Abnormal Device Behavior
When enabled, this rule detects and manages requests from devices with abnormal characteristics. Abnormal characteristics include:
Expired Signature: The request timestamp has expired. This is enabled by default.
Using Simulator: The device is using a simulator.
Using Proxy: The device is using a proxy service.
Rooted Device: The device has root access enabled.
Debugging Mode: The device has debugging mode enabled.
Hooking: A hook program exists on the device.
Multiboxing: Multiple instances of the protected app are running on the device.
Simulated Execution: User actions are being simulated on the device.
Script Tools: An automated script is running on the device.
Custom Signature Field
Select a field name in the Header, Parameter, or Cookie to define a custom field for the signature.

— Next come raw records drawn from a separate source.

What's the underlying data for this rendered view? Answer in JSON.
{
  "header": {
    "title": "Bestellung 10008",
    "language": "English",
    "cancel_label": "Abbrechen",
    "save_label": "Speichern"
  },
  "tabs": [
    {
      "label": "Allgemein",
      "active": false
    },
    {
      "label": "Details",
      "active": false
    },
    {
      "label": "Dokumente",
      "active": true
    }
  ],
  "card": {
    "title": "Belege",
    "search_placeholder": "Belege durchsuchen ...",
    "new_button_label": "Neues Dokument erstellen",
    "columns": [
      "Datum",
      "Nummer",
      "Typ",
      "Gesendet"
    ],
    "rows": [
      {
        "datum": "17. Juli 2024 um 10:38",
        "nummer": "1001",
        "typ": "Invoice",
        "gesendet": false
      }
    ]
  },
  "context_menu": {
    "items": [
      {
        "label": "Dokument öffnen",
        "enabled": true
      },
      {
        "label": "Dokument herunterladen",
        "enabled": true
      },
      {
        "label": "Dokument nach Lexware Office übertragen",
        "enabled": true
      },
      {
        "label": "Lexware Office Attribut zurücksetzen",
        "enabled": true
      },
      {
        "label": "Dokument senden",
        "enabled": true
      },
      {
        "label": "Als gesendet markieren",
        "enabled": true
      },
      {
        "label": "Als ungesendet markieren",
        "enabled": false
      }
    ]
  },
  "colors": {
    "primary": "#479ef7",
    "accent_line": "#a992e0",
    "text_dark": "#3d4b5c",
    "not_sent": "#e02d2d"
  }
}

If the object to be signed is unusual (for example, oversized, empty, or specially encoded), you can process its content by using a hash and place the result in this custom field. WAF will use this field for signature verification.
Action
You can set the rule action to monitor or block.
Monitor: Triggers an alert but does not block the request.
Block: Blocks the attack request.
Secondary Packaging Detection
When enabled, requests from apps whose package name and signature are not on the whitelist are treated as repackaged app requests. You can specify valid version information:
Valid package name: Specify a valid app package name. Example: example.aliyundoc.com.
Package signature: Contact Alibaba Cloud security engineers to obtain the signature. If you do not need to verify the app's package signature, leave this field empty. WAF will then only verify the package name.
NoteThe package signature is not the app certificate signature.
You can add up to five valid versions for iOS and Android apps, and each package name must be unique.
You can set the rule action to monitor or block.
Throttling
IP Address Throttling (Default)
If the number of requests from a single IP address exceeds the specified threshold within the statistical interval, WAF applies the configured action (block or monitor) for a specified duration. You can add up to three conditions. For more information, see Custom rule parameters.
Device Throttling
If the number of requests from a single device exceeds the specified threshold within the statistical interval, WAF applies the configured action (block or monitor) for a specified duration. You can add up to three conditions. For more information, see Custom rule parameters.
Custom Session Throttling
You can define a session type. If the number of requests from the same session exceeds the specified threshold within the statistical interval, WAF applies the configured action (block or monitor) for a specified duration. You can add up to three conditions. For more information, see Custom rule parameters.
Bot Threat Intelligence
Bot Threat Intelligence Library
Contains IP addresses that are known sources of malicious crawling activity across the Alibaba Cloud network.
You can set the action to monitor or slider CAPTCHA.
Data Center Blacklist
When enabled, this feature blocks requests from the selected IP address libraries of data centers. If you access your services from public cloud or data center IPs, add legitimate IPs to a whitelist to avoid blocking them. Examples include payment callbacks and monitoring services. Supported libraries include Alibaba Cloud, 21Vianet, Meituan Cloud, Tencent Cloud, and Others.
You can set the action to monitor, slider CAPTCHA, or block.
Protected Domain Names
Select Association Mode
Add and replace the original associated policy: Unbinds the existing policy and applies the current one.
Add and keep the original associated policy: Applies the current policy alongside the existing one. Both policies will be active.
Protected Domain Names
Select the domain names to which you want to apply this policy.
NoteA domain name can be associated with only one policy of the same type.
If you apply this policy to a domain that is already associated with another policy of the same type, the new policy replaces the old one.
-
Click Create Policy.
The new protection policy is enabled by default.